Venerdì 12 non sarà uno sciopero con corteo come gli altri. O sarà
l'avvio di un freno allo strapotere delle destre o sarà la disfatta
totale di ogni ipotesi, anche moderata, delle proposte della sinistra.
La sconfitta alle elezioni Politiche, il ripiegarsi del nostro partito
in un lungo congresso, l'immobilismo nell'attesa di capire cosa
accadrà a livello nazionale, hanno avuto per il partito un effetto
devastante.
Se avete avuto l'opportunità di vedere le intenzioni di voto
pubblicate nel sondaggio di Repubblica del 10\12 avrete visto come
nelle intenzioni di voto al PRC vengano assegnati il 3,2%.
Per tutti questi motivi Vi invito caldamente a non sottovalutare
l'opportunità che ci si apre con la presenza allo sciopero del 12. Su
temi che da sempre hanno visto l'impegno del PRC possiamo rendere
visibile, anche fisicamente,che Rifondazione non è scomparsa con le
elezioni politiche, che è presente e lotta e si impegna sui territori.

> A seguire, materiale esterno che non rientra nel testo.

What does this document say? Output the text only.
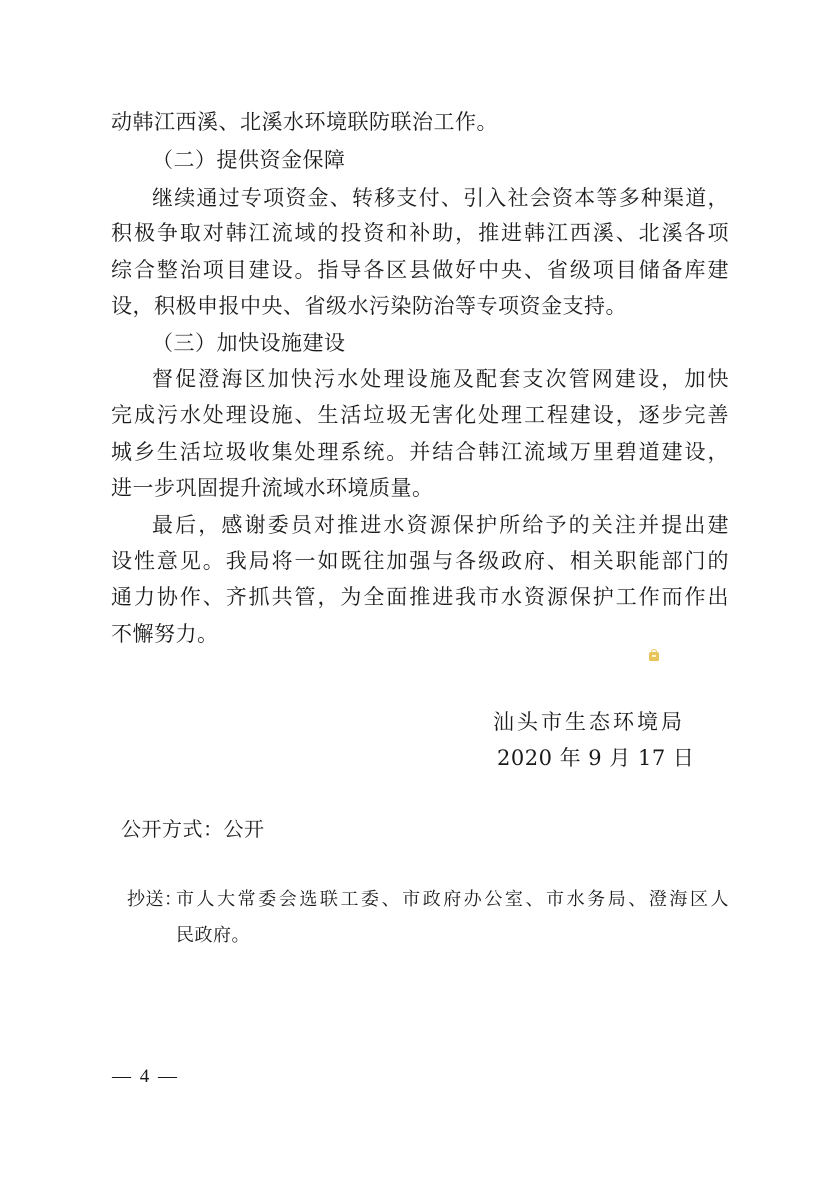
动韩江西溪、北溪水环境联防联治工作。
（二）提供资金保障
继续通过专项资金、转移支付、引入社会资本等多种渠道，
积极争取对韩江流域的投资和补助，推进韩江西溪、北溪各项
综合整治项目建设。指导各区县做好中央、省级项目储备库建
设，积极申报中央、省级水污染防治等专项资金支持。
（三）加快设施建设
督促澄海区加快污水处理设施及配套支次管网建设，加快
完成污水处理设施、生活垃圾无害化处理工程建设，逐步完善
城乡生活垃圾收集处理系统。并结合韩江流域万里碧道建设，
进一步巩固提升流域水环境质量。
最后，感谢委员对推进水资源保护所给予的关注并提出建
设性意见。我局将一如既往加强与各级政府、相关职能部门的
通力协作、齐抓共管，为全面推进我市水资源保护工作而作出
不懈努力。
汕头市生态环境局
2020 年 9 月 17 日
公开方式：公开
抄送：
市人大常委会选联工委、市政府办公室、市水务局、澄海区人
民政府。
— 4 —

Rifondazione C'E' ed è per questo che è ancora possibile pensare ad
una politica alternativa per affrontare la crisi e le ristrutturazione
che i padroni si sono affrettati a mettere in opera.

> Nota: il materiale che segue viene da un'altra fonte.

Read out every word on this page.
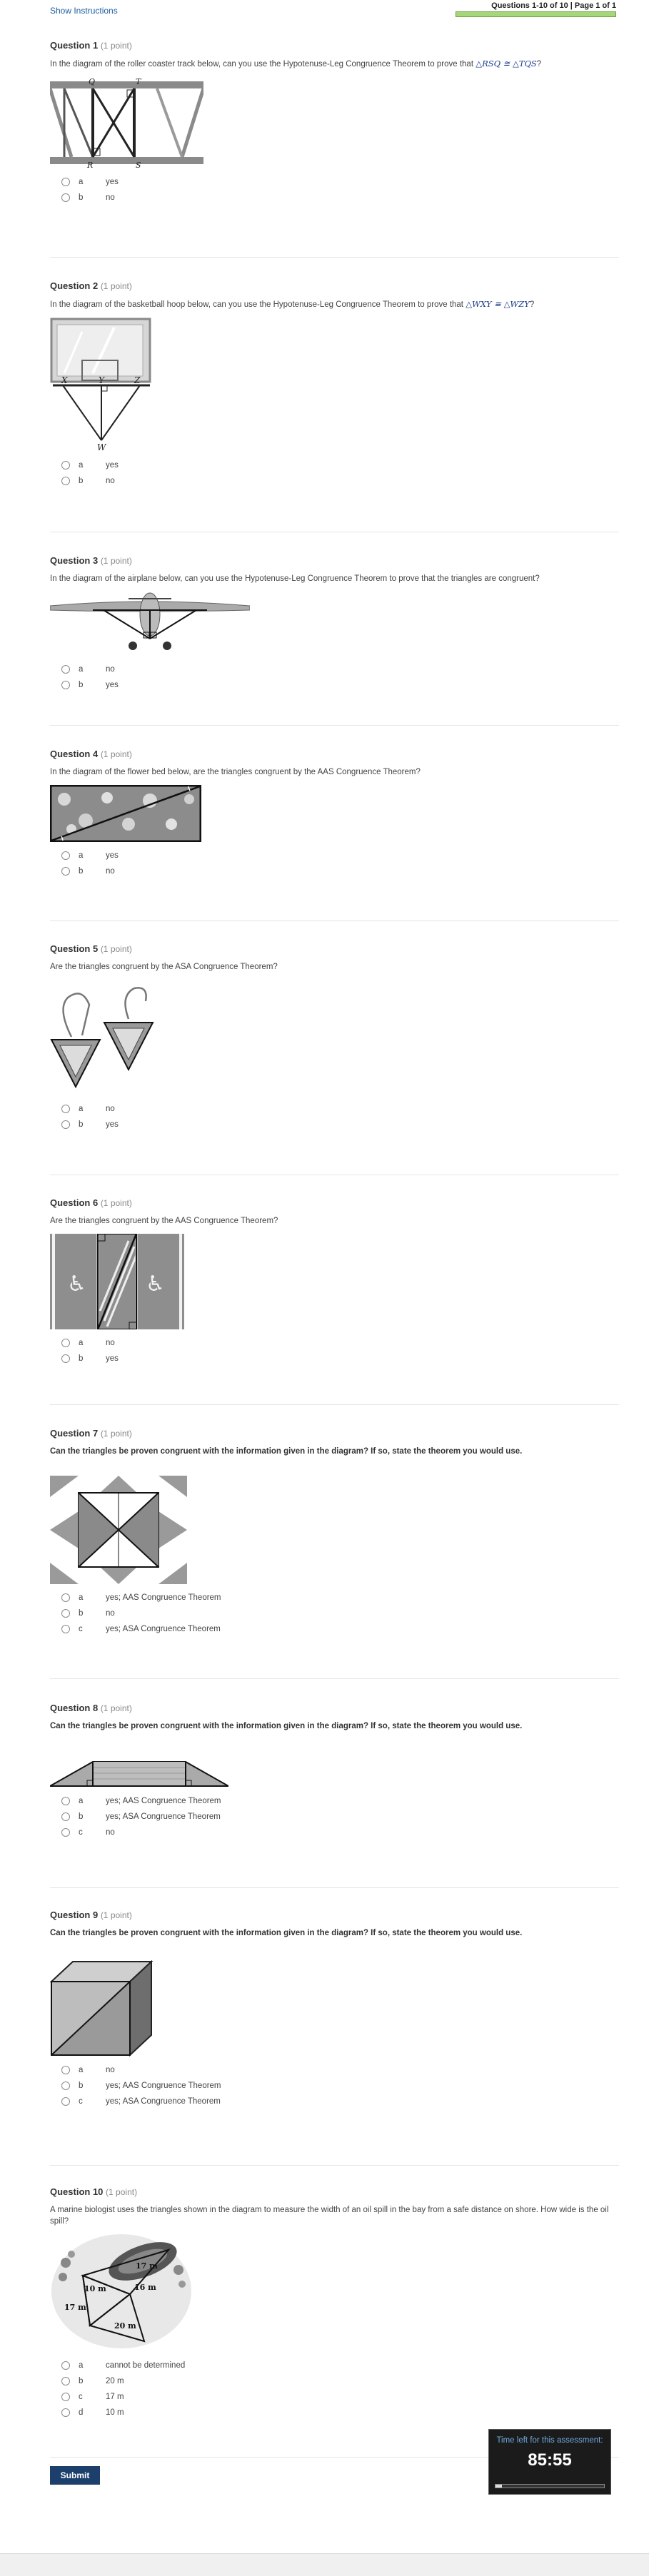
Show Instructions	Questions 1-10 of 10 | Page 1 of 1
Question 1 (1 point)
In the diagram of the roller coaster track below, can you use the Hypotenuse-Leg Congruence Theorem to prove that △RSQ ≅ △TQS?
Q	T
R	S
a	yes
b	no
Question 2 (1 point)
In the diagram of the basketball hoop below, can you use the Hypotenuse-Leg Congruence Theorem to prove that △WXY ≅ △WZY?
X	Y	Z
W
a	yes
b	no
Question 3 (1 point)
In the diagram of the airplane below, can you use the Hypotenuse-Leg Congruence Theorem to prove that the triangles are congruent?
a	no
b	yes
Question 4 (1 point)
In the diagram of the flower bed below, are the triangles congruent by the AAS Congruence Theorem?
a	yes
b	no
Question 5 (1 point)
Are the triangles congruent by the ASA Congruence Theorem?
a	no
b	yes
Question 6 (1 point)
Are the triangles congruent by the AAS Congruence Theorem?
♿	♿
a	no
b	yes
Question 7 (1 point)
Can the triangles be proven congruent with the information given in the diagram? If so, state the theorem you would use.
a	yes; AAS Congruence Theorem
b	no
c	yes; ASA Congruence Theorem
Question 8 (1 point)
Can the triangles be proven congruent with the information given in the diagram? If so, state the theorem you would use.
a	yes; AAS Congruence Theorem
b	yes; ASA Congruence Theorem
c	no
Question 9 (1 point)
Can the triangles be proven congruent with the information given in the diagram? If so, state the theorem you would use.
a	no
b	yes; AAS Congruence Theorem
c	yes; ASA Congruence Theorem
Question 10 (1 point)
A marine biologist uses the triangles shown in the diagram to measure the width of an oil spill in the bay from a safe distance on shore. How wide is the oil spill?
17 m
10 m	16 m
17 m
20 m
a	cannot be determined
b	20 m
c	17 m
d	10 m
Time left for this assessment:
85:55
Submit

Rifondazione C'E' ma è necessario che accresca la sua visibilità e la
sua massa critica di partecipazione e di iniziativa.
Ripartiamo da quì compagni e compagne de CPF, Partecipiamo al corteo
dietro lo striscione della federazione. Non accontentiamoci di essere
i soliti noti, facciamo che ognuno di noi riesca a coinvolgere almeno
un simpatizzante, un compagno, un cittadino a partecipare con noi
della federazione "Castelli, Colleferro, Litoranea". Facciamo in modo
di essere tanti perchè è solo con la partecipazione che potremo porre
uno stop alle politiche delle destre e ritrovare il bandolo della
matassa che la nostra crisi ci ha fatto smarrire.
Vediamoci tutti, compagni del CPF ed compagni dei circoli, venerdì 12
all'imbocco di via Carlo Felice alle ore 9,30 dietro lo striscione
della federazione. Portate le nostre bandiere, mostriamo che le nostre
idee pur battute alle elezioni non sono ancora state vinte e
sono ,anzi, le uniche ricette contro la crisi economica.